沈一窮聽的卻心中發慌,他道:“先生……”
林逐水卻好像知道他想要說什么似得,揮了揮,示意他不要說話。
沈一窮只能閉嘴,他的手握成拳頭,指甲劃破了手心,他不是周嘉魚,無法使林逐水改變主意,只能看著事態一點點的壞下去。
周嘉魚的突然離開,抽去了屋子里的大部分活力。屋中的氣氛,變得格外死氣沉沉。
沈一窮也開始忙碌了起來,他已經從師林逐水幾年,是時候出去單獨歷練了。
林逐水的行蹤開始變得飄忽不定,幾乎很難在家中看到他的身影,他似乎在尋找什么東西,但具體是什么,卻沒人知道。

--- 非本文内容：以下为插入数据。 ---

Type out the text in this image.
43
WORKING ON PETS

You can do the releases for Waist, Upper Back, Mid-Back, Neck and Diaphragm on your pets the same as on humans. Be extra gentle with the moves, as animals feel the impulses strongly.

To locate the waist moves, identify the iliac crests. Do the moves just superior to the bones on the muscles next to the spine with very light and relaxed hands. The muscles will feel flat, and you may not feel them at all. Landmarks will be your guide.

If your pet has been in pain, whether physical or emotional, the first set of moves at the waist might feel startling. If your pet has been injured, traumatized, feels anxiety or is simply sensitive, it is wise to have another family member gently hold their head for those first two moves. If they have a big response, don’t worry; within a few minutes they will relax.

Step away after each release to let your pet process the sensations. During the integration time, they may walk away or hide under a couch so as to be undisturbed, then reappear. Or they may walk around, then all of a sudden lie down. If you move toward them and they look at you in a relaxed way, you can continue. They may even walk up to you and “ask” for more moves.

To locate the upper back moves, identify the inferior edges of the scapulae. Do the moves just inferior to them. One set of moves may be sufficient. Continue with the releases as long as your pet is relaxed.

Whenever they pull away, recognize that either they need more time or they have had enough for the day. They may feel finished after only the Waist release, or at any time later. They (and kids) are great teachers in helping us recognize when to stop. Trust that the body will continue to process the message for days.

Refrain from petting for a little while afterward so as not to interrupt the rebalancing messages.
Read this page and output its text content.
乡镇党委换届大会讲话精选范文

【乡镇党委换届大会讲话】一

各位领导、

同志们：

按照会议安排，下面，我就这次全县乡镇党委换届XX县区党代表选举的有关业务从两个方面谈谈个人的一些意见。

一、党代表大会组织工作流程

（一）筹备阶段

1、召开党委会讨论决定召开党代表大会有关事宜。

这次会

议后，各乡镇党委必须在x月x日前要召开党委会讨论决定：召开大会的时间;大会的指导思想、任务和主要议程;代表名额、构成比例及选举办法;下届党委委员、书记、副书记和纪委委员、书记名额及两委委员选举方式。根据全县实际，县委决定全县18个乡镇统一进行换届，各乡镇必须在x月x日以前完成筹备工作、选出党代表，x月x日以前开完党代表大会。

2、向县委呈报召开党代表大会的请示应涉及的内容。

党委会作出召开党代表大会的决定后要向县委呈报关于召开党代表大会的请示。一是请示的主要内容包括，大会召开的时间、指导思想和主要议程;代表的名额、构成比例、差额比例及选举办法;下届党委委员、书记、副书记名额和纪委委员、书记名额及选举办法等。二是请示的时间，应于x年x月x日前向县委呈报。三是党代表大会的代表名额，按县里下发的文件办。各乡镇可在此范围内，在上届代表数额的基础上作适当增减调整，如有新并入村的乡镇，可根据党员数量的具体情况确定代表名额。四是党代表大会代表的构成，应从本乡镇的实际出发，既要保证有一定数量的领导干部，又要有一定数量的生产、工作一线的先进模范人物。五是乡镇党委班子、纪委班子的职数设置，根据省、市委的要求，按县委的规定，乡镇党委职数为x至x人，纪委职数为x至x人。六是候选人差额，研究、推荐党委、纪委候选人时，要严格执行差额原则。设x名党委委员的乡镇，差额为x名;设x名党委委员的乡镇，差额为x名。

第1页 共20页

沈一窮每天都在擔心聽到林逐水的死訊,但當某一天,他見到了許久未曾看到的林逐水時,竟然真的生出了一種死亡是林逐水的解脫的錯覺。
林逐水的頭發幾乎全白了,他坐在客廳的椅子上,手里端著一杯冒著熱氣的茶。聽到沈一窮進來的聲音,他抬眸,漫不經心的看了他一眼。
那是一雙黑色的眸,本該十分的漂亮,可此時里面卻如同被凍住的湖水,只能看到里面傳出死寂般的嚴寒。